Литература, посвященная метафизике Москвы, начинается. Странно: метафизика, например, Петербурга — это уже целый корпус книг и эссе, особая часть которого — метафизическое краеведение. Между тем “петербурговедение” — слово ясное: знание города Петра; святого Петра; камня. А “москвоведение”? — знание Москвы, и только: имя города необъяснимо. Это как если бы в слове “астрономия” мы знали лишь значение второго корня. Получилась бы наука поименованья астр — красивая, японистая садоводческая дисциплина. Москвоведение — веденье неведомого, говорение о несказуемом, наука некой тайны. Вот почему странно, что метафизика до сих пор не прилагалась к нему. Книга Андрея Балдина “Московские праздные дни” рискует стать первой, стать, в самом деле, “А” и “Б” метафизического москвоведения. Не катехизисом, конечно, — слишком эссеистичен, индивидуален взгляд, и таких книг-взглядов должно быть только больше. Но ясно, что балдинский взгляд на предмет — из круга календаря — останется в такой литературе если не самым странным, то, пожалуй, самым трудным.
Эта книга ведет читателя в одно из самых необычных путешествий по Москве - по кругу московских праздников, старых и новых, больших и малых, светских, церковных и народных. Праздничный календарь полон разнообразных сведений: об ее прошлом и настоящем, о характере, привычках и чудачествах ее жителей, об архитектуре и метафизике древнего города, об исторически сложившемся противостоянии Москвы и Петербурга и еще о многом, многом другом. В календаре, как в зеркале, отражается Москва. Порой перед этим зеркалом она себя приукрашивает: в календаре часто попадаются сказки, выдумки и мифы, сочиненные самими горожанами.
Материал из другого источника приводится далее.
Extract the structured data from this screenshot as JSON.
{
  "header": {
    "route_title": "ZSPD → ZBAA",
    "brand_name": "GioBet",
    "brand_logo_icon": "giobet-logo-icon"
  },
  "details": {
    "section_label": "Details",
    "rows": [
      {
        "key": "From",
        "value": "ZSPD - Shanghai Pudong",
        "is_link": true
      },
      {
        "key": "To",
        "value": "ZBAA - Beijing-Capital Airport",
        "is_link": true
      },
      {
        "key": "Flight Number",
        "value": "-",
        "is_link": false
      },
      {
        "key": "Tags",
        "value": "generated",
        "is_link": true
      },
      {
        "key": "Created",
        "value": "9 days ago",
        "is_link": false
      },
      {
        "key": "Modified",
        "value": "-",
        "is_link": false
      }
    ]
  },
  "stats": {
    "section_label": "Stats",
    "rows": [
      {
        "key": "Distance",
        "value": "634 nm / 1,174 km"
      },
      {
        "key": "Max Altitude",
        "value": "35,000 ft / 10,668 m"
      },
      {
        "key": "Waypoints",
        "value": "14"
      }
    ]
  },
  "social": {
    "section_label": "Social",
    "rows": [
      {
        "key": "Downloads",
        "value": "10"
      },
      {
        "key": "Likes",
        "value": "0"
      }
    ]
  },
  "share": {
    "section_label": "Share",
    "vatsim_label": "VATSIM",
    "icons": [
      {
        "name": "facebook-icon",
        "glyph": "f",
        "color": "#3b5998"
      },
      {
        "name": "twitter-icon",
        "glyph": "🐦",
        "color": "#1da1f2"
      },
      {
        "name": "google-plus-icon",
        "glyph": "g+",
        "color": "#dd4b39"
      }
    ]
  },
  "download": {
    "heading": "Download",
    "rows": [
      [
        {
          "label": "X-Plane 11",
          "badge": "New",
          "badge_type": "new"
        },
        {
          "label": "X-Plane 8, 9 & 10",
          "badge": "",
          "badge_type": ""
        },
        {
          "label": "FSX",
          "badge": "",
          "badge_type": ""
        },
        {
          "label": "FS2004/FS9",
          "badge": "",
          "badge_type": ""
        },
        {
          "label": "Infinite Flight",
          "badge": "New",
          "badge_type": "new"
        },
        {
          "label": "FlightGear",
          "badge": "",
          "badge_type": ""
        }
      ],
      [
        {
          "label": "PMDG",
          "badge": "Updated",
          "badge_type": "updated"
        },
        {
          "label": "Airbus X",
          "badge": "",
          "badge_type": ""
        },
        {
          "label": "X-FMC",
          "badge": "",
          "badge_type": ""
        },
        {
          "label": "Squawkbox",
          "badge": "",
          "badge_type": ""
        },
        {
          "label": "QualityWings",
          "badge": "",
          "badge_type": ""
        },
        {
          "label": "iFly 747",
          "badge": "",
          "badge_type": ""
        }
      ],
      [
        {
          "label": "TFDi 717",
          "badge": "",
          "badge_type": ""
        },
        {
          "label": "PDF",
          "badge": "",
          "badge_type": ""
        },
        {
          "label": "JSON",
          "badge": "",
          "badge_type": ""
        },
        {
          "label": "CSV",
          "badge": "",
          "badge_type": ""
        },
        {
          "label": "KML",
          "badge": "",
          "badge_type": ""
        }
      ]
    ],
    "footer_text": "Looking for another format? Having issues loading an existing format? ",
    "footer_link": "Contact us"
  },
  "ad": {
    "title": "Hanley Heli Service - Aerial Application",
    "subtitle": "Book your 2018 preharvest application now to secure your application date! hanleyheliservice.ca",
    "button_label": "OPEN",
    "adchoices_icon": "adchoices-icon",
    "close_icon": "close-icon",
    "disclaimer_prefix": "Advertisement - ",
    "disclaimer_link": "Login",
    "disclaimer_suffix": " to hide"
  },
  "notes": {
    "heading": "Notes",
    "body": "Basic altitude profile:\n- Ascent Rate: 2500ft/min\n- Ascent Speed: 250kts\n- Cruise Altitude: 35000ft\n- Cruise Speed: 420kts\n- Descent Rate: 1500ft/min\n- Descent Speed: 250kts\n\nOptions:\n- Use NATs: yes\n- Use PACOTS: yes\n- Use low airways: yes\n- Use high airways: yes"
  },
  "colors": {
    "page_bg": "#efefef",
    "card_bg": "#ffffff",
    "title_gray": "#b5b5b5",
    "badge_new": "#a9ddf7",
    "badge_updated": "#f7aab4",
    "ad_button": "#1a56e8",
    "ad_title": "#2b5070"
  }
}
От этого путешествие по московскому времени делается еще интереснее. Под москвоведческим углом зрения совершенно неожиданно высвечиваются некоторые аспекты творчества таких национальных гениев, как Пушкин и Толстой.
Разговор Новопушкина и Новониколая
Разговор Новопушкина и Новониколая
Могло ли 21-е сентября, день-магнит, собирающий на себя все окрестные московские события, обойтись без Пушкина и «Годунова»? Нет, разумеется.
21 (8) сентября 1826 года в Кремле, в день Рождества Богородицы (когда же еще?) состоялся знаменитый двухчасовой разговор Николая I с Пушкиным. Об этом разговоре сказано многое; высказывания на этот счет в значительной мере определяются политической позицией того или иного эксперта.
Николай прибыл в Москву на коронацию. Ему, по мнению одной стороны, необходим был показной жест, сглаживающий тяжелое впечатление после июльской казни декабристов. Царь должен был предстать перед обществом в новом свете. Для того Пушкин был спешно вызван из псковской ссылки.
Другие заявляют, что венчание на царство в Кремле есть уже достаточная перемена образа, причем внутренняя перемена, куда более существенная, нежели привходящие показные жесты.
Возможно, со временем выстроится срединная версия, примиряющая эти контроверзы в пространстве большем. Собеседники оба были друг другу надобны, и не только политически, — не все в этой встрече был спектакль.
Они были нужны друг другу по-московски, для воцеления поврежденной картины времени. Им обоим нужен был праздник — лучшего, нежели Рождество Богородицы, найти было трудно. Поэт и царь встретились в оживающей после войны древней столице (это обстоятельство почему-то уходит из внимания спорящих), в Москве победившей и теперь как будто растущей заново. Встретились, по сути, в день рождения города (огненно жертвы и нового рождения), который много более их обоих.
Приехали на праздник, отметили Рождество — и оно их отметило.